Однажды днем ветер был прохладным, так как дул с северо-северо-запада; затем, задолго до своего часа, солнце исчезло за завесой. Ветер стих вместе с солнцем. Мир был без движения, если не считать ленивого и далекого блеска прибоя на отмели. Море имело блеск тусклого металла. Далекие мысы были лишь слабыми очертаниями, и они могли бы парить в вышине, ибо под ними было столько же света, сколько над ними. Пароход проходил от одного мыса к другому, но плыл ли он по небесам к другой планете или направлялся в Америку, сказать было трудно. Облаков не было. Был только смутный свет, который был одновременно и морем, и небом. В этом неопределенном западе, где тогда должно было садиться солнце, была группа маленьких жемчужных островов, не отмеченных на карте, где не должно было быть никаких островов. Они были слишком высокими и мягко светящимися, чтобы быть от мира сего; они плавали в угрожающей кобальтовой тьме. День был ощутимым присутствием, но призрачным; и я хотел бы угадать его происхождение и почему он стоял над нами, бледный и безмолвный, пока мы в страхе ждали слова, которое не прозвучало.

V

На берегу дюн, что напротив Бурры через эстуарий, лодки почти никогда не пристают. Там отмели, столкновение приливов и течений, а затем прибой. И зачем лодке переправляться? Там нет ничего, кроме маяка и песка. Также нелегко подобраться к нему с обитаемой земли на востоке, ибо после долгого и извилистого пути на пароме и по дороге, чтобы избежать морского рукава, вы сначала сталкиваетесь с трудностями болот и дамб, а затем с областью дюн. Это путешествие занимает все лучшее время дня, ибо вы не смогли бы спешить, даже если бы знали каждый ярд пути, чего никто не знает; а затем, однажды попав в яркость и тишину пустыни песчаных холмов, потребность спешить забывается.

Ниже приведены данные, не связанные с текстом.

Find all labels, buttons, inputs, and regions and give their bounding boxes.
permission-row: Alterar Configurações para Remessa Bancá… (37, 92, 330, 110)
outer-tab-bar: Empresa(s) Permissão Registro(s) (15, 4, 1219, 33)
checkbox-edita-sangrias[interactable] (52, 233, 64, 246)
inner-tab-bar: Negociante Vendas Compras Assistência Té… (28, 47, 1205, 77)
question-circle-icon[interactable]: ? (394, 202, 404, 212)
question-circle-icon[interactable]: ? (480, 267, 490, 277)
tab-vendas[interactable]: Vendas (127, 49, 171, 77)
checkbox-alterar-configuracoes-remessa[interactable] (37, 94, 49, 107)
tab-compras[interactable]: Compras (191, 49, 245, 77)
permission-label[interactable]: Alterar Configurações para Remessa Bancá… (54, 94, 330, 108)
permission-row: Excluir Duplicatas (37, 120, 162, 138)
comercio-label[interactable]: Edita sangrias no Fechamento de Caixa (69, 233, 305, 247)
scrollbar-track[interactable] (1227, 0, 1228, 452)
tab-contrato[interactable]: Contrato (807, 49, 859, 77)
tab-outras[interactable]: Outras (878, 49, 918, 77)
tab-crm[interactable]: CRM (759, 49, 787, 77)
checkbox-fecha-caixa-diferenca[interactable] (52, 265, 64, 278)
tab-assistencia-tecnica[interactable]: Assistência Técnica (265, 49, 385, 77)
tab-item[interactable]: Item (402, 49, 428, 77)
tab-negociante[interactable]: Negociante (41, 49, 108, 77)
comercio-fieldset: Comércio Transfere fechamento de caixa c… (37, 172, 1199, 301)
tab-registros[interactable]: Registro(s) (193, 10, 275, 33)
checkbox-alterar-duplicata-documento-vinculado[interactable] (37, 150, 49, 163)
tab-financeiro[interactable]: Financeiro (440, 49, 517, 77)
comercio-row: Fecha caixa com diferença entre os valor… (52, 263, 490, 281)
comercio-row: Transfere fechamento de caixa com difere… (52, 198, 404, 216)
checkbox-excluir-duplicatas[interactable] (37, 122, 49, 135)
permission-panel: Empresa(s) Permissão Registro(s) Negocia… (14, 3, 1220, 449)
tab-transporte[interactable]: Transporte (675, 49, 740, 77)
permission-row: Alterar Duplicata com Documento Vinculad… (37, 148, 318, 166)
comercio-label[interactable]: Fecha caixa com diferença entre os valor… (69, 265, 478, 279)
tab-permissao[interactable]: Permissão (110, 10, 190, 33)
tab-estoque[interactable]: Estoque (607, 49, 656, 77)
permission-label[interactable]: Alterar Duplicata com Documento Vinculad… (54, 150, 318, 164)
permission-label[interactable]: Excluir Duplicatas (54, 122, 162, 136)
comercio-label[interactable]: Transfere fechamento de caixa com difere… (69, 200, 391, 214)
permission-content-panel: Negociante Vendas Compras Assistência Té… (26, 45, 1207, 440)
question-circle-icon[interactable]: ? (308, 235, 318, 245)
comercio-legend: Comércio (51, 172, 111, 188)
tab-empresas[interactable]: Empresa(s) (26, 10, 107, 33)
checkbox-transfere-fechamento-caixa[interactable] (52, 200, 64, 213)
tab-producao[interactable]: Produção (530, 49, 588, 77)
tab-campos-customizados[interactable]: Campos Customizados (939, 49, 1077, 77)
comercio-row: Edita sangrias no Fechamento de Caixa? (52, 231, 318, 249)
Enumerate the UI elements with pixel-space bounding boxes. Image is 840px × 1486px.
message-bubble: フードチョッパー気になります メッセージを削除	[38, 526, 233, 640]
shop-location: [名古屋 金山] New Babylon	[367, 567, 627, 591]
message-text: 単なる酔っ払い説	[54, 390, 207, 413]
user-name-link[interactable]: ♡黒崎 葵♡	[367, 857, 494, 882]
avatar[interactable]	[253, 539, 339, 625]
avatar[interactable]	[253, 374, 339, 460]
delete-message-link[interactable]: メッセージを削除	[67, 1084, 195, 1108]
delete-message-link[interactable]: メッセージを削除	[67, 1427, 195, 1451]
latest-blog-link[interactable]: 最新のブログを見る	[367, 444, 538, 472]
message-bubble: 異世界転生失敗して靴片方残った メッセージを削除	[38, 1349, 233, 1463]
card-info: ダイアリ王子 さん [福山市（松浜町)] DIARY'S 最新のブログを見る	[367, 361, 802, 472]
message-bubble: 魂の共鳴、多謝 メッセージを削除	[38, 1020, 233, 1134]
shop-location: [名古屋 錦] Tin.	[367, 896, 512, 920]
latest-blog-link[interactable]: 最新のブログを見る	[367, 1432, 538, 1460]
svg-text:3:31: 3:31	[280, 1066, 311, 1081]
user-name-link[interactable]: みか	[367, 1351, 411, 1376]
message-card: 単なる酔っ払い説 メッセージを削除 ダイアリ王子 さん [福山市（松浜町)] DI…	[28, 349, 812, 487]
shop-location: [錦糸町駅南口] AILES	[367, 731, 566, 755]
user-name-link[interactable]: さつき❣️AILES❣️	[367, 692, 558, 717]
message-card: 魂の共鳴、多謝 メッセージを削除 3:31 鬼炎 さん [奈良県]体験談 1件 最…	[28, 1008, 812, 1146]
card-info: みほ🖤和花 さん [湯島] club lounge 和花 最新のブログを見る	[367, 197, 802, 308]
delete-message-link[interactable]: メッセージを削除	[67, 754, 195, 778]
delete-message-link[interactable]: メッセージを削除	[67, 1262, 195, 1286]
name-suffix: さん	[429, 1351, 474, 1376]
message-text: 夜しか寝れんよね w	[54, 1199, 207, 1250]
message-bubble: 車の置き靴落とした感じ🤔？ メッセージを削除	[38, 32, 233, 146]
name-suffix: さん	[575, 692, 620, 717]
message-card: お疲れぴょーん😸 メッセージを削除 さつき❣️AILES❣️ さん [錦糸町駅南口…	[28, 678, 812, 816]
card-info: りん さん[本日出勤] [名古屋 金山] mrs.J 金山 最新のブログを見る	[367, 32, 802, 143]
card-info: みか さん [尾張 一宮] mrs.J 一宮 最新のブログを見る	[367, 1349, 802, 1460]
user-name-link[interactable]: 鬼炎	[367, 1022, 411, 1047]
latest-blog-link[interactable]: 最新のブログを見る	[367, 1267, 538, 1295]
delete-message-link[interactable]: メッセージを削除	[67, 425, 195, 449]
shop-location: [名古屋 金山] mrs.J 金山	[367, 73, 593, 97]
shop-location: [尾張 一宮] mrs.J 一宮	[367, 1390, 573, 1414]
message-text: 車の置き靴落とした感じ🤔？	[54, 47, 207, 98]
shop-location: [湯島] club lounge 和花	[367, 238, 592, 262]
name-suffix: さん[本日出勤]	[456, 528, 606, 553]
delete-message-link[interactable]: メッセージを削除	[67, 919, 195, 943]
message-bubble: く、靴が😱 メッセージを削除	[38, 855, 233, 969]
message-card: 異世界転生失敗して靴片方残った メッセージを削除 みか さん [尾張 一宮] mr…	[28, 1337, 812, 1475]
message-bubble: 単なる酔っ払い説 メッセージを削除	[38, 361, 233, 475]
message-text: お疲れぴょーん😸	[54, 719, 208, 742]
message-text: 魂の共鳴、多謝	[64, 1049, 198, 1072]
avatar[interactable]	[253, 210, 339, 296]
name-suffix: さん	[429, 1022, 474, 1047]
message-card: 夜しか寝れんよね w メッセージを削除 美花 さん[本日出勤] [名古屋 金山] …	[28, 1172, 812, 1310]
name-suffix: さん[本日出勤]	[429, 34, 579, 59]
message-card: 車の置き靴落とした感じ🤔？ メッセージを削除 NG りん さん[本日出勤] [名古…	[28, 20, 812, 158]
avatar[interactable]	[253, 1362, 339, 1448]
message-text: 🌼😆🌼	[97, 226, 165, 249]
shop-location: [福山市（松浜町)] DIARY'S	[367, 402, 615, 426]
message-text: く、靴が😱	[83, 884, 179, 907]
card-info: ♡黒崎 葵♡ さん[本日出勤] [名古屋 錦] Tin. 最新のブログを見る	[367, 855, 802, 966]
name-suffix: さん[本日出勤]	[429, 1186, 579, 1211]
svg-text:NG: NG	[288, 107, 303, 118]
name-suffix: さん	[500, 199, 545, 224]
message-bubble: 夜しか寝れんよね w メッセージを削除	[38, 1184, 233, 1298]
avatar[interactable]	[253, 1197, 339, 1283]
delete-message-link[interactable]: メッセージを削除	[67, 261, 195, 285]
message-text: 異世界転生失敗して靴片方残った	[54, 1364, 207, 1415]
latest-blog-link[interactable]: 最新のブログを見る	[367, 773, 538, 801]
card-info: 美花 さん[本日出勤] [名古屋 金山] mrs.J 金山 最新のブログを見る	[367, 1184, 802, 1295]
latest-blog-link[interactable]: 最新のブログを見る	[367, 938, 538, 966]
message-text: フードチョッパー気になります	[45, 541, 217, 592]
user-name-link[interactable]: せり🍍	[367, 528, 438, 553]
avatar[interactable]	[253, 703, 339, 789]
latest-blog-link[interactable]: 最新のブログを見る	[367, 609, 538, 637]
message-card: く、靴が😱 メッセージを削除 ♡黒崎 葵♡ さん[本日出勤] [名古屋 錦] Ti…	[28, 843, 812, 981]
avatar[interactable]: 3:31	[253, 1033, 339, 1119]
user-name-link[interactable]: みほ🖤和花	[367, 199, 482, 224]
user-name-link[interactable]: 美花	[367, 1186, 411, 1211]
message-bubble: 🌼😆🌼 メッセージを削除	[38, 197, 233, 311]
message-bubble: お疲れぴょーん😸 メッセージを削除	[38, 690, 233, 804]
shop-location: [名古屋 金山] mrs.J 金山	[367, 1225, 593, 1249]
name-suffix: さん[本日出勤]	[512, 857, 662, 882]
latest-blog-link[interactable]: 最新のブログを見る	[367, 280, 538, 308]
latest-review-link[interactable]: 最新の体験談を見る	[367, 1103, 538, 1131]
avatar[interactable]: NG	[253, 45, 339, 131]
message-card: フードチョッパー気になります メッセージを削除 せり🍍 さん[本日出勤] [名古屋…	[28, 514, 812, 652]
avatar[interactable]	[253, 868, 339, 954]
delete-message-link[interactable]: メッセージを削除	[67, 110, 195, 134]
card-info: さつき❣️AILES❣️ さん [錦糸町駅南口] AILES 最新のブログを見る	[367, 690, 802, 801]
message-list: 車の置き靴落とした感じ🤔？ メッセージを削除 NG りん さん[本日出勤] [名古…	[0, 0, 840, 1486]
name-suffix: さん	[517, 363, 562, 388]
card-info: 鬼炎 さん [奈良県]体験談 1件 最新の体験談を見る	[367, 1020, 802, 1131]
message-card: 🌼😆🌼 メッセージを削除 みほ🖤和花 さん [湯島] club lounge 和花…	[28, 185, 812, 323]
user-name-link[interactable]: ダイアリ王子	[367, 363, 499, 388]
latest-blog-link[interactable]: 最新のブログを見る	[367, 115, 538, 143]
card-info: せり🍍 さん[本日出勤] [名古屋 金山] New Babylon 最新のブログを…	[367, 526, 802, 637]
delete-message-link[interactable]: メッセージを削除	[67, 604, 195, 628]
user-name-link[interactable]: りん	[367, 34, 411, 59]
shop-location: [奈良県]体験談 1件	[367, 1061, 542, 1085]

Это один из тех дней с лучшим светом, когда ваша лодка пристает к тому берегу. Вы можете начать прогулку по пляжу вдоль твердого влажного песка у прибоя, но не сможете удержаться на нем. Что-то, что зовет, какой-то странный предмет среди выброшенного на верхнюю часть пляжа мусора, влечет вас к дюнам. Вам показалось, что это похоже на спящего человека с темным одеялом поверх него; но это оказался лишь короткий кусок корабельного рангоута, покрытый фукусом. Возврата тогда уже нет. Как только вы достигаете этой линии мусора, это путь, которому вы следуете, послание, которое пытаетесь прочитать. Впрочем, запутанная история, состоящая из слов из многих историй, разделенных, частично стертых, перемешанных вмешательством штормов и неуместно вплетенных в одно длинное извилистое предложение, которое тянется до точки, где берег поворачивает за угол; и оттуда, когда вы достигаете этой точки, продолжается к следующей. Он состоит из ракушек, брошенных деревьев, кустарников, которые принесло с берегов, о которых мог догадаться только ботаник, досок и обломков кораблекрушений, пряжи и веревок, бутылок, перьев, панцирей крабов и морских ежей, и пробок, все это переплетено с водорослями в бесконечный канат. Иногда он проходит через черные ребра старого затонувшего корабля.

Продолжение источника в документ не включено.